The idea was simple. Don't remove native kids from native homes and place them in white homes. It sounds racist, mostly because it is. However, it was also a response to allegedly racist actions taking place at the time.
But what if that's in the best interest of the child? That's the question the Arizona Supreme Court had to answer in a recent case, as reported by Reason:
In considering the rights of Native American foster children, should the emphasis be placed on their status as Native Americans or as children?
The Arizona Supreme Court chose the latter, clearing a non-native couple to adopt their foster daughter over objections of a local Indian tribe.
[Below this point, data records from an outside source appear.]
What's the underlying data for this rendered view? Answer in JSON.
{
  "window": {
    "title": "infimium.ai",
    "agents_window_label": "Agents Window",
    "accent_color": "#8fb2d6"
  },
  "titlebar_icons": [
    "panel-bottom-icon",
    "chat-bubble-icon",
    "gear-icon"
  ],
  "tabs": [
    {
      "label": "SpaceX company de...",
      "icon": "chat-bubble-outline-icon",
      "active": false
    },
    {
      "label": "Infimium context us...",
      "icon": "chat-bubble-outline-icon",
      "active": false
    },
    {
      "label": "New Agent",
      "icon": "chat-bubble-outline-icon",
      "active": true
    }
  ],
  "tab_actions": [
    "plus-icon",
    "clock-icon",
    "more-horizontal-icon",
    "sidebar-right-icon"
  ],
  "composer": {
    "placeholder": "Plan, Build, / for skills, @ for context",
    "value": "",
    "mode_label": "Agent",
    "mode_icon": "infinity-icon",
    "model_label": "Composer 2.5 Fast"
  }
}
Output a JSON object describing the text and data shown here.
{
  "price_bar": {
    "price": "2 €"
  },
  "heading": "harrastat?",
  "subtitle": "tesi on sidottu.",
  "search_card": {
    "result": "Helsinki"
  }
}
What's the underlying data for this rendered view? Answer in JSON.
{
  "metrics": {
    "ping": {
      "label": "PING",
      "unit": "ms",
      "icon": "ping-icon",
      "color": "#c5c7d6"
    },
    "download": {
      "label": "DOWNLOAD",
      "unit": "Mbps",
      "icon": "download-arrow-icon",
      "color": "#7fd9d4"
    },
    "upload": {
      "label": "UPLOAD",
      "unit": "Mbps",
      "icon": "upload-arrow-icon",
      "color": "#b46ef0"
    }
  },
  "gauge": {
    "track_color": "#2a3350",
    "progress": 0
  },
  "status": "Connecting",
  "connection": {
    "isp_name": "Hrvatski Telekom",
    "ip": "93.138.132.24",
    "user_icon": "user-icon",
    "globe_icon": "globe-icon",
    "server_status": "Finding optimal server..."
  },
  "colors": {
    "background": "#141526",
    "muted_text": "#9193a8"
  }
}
The court's ruling is a challenge to the controversial 1978 Indian Child Welfare Act (ICWA). Proponents say the act is essential to keep Native American communities together. Critics contend it establishes a racially discriminatory system that negatively affects the safety and welfare of Indian children.
In 2014 an infant identified as A.D. in court documents was born to a member of the Gila River Indian Community. Both A.D. and her mother tested positive for amphetamines and opiates and the Arizona Department of Child Services ordered the child placed her current non-native foster parents.
Sarah and Jeremy H., according to the court documents, moved to adopt A.D in Arizona state court in June 2015. But despite repeated failures to find a suitable tribal family for A.D., the Gila River Indian Community blocked the adoption claiming tribal court jurisdiction through ICWA.
The Arizona Supreme Court unanimously rejected the Gila River Indian Community's argument, but broader concerns about the authority of ICWA remain. The act's departure from standard adoption law has exposed Native American children to parents who have systemically physically and sexually abused them, Sandefur say
Behold! The Law of Unintended Consequences shall not be ignored!
Note that this doesn't invalidate the law. I'm not an attorney, but it seems this merely blocks arguments that the native community has jurisdiction.
That said, in my time, I've known a lot of Native Americans. Some are among the best people I know. However, here's the thing: They're people. That means that while I have known some amazing Native Americans, that doesn't mean they're a monolithic group with everyone acting the same. They have jackwagons the same as any other ethnic group.